Moreover, intervention cost of the government in the provision of education has to be considered too. The Singapore government spends approximately S$9.7 billion in its education budget. With such a hefty sum invested into education, there is an opportunity costs on government funds, which cannot be channelled to other areas.
There may also be government failure as well in terms of bureaucracy, inefficiency and lack of public support for government policies. Although the socially optimal level of output may not be attained due to limitations of implementing measures, government intervention usually ensures a better allocation of resources and results in an output level that is closer to the socially optimal level.
(Note: is this a strong point for the context of Singapore education market?)
There could also be other reasons that influence degree of government intervention in the market for education such as free education for the Malays up to Junior College (JC) level. The government recognizes the special position of the Malays the indigenous people of Singapore, and safeguards their political, economic and educational interests. Accordingly to Article 152 of the constitution, it is the responsibility of the government to “constantly care for the interests of the racial and religious minorities in Singapore”.
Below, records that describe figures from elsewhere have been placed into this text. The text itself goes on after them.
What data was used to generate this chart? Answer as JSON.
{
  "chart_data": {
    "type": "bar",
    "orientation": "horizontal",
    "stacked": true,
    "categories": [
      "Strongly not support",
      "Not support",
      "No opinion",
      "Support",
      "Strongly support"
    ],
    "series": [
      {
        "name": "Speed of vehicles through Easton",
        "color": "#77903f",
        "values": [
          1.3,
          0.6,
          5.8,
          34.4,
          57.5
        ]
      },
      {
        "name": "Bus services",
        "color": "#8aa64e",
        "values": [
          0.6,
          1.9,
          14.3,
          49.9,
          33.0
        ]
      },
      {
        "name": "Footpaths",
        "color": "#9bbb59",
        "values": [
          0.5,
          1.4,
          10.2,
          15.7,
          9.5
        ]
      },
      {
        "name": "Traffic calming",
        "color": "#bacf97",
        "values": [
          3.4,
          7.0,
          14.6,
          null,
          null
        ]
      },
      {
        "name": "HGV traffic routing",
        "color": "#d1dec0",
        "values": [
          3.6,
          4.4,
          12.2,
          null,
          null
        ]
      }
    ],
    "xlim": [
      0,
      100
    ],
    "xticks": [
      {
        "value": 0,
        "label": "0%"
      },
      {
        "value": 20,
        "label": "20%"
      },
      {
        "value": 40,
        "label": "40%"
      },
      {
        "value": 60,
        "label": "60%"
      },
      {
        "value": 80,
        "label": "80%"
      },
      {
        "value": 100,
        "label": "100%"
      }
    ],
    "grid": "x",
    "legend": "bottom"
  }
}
(Note: is this social or economic point? If economic, related to which concept?)
However, the basis of promoting students to a higher level of education is solely on the basis of achievement, merit and hard work, upheld by the principle of meritocracy. Meritocracy recognises and rewards everyone who works hard and excels and it is the best means to maximize the different capacities of a small country like Singapore.
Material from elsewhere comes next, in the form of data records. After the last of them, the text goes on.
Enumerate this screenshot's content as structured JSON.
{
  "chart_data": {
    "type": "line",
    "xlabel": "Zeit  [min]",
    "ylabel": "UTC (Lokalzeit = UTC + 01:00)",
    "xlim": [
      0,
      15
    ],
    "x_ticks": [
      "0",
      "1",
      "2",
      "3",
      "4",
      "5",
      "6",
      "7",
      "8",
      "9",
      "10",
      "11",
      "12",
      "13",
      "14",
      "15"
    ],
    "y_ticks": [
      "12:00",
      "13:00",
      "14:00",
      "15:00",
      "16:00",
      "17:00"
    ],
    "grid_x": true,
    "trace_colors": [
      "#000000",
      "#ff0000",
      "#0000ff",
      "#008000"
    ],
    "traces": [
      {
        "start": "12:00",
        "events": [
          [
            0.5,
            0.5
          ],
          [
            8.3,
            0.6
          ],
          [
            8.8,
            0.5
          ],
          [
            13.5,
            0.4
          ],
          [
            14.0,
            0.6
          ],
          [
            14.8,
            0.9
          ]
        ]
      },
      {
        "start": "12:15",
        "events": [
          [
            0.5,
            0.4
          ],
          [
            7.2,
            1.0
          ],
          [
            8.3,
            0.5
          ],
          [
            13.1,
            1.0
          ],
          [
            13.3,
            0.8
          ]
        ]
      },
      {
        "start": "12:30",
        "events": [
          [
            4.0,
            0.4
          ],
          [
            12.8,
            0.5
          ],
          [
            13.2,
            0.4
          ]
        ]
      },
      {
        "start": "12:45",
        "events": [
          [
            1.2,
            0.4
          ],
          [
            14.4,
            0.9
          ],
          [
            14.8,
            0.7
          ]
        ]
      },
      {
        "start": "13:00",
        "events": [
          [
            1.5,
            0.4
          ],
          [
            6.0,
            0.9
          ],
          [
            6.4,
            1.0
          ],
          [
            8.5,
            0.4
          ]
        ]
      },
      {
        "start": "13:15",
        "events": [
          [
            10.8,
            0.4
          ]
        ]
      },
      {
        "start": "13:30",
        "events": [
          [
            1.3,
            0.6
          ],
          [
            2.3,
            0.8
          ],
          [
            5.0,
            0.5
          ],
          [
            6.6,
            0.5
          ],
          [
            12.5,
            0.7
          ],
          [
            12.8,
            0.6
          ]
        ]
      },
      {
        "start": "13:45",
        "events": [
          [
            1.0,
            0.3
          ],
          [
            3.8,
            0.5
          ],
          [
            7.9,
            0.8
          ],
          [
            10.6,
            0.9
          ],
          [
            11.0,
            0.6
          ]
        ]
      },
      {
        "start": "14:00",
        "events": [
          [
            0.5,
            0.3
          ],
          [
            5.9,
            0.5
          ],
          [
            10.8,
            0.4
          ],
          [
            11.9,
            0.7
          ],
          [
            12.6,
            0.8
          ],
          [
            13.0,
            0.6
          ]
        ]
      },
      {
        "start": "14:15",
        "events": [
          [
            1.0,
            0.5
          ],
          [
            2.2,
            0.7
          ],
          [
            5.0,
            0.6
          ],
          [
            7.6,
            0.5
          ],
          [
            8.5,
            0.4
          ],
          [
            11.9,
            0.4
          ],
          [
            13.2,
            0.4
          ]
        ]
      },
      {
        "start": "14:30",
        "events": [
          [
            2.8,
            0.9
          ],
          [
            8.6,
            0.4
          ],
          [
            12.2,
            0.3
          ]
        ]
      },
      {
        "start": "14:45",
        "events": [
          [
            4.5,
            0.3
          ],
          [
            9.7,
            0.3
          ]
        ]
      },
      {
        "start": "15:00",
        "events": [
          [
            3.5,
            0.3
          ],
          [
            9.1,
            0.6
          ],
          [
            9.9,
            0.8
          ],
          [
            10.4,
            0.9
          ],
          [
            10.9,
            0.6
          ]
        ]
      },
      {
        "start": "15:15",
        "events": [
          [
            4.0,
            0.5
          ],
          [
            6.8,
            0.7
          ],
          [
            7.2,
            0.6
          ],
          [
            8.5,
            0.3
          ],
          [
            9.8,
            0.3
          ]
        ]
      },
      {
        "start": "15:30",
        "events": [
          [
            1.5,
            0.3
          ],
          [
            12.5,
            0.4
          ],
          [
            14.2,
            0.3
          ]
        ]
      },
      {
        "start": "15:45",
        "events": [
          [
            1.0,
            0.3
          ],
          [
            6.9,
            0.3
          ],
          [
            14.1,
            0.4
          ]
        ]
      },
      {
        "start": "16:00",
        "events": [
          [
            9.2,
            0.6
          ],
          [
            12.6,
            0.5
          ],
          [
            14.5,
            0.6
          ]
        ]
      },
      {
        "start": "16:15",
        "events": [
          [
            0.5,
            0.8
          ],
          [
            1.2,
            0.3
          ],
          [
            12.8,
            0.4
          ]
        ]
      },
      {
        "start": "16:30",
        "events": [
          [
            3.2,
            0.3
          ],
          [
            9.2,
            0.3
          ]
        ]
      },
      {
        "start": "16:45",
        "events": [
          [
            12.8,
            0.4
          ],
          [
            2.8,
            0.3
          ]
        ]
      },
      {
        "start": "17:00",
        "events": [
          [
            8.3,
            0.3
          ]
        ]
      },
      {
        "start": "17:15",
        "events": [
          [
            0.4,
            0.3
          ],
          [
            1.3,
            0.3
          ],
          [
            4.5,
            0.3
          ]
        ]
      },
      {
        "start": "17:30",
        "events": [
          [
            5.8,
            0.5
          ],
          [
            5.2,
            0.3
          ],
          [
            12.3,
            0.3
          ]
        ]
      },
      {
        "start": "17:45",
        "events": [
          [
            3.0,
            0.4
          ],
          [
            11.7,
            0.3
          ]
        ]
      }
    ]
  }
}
A-Level Econs Essay Mark Scheme
L3: For a well-developed answer that is able to explain why market fails and the economic case behind varying degree of government intervention (a total of 3 factors)
L2: For an under-developed answer that is able to explain why market fails and the economic case behind varying degree of government intervention (a total of 2 demand and/or supply factors)
L1: A smattering of valid points
E2: For an evaluative assessment based on economic analysis
E1: For an unexplained assessment or one that is not supported by economic analysis.
Remarks by JC Econs Tuition Specialist:
1. Besides +VE EXT, can we also choose equity?
2. How about little or low intervention in the market for private education?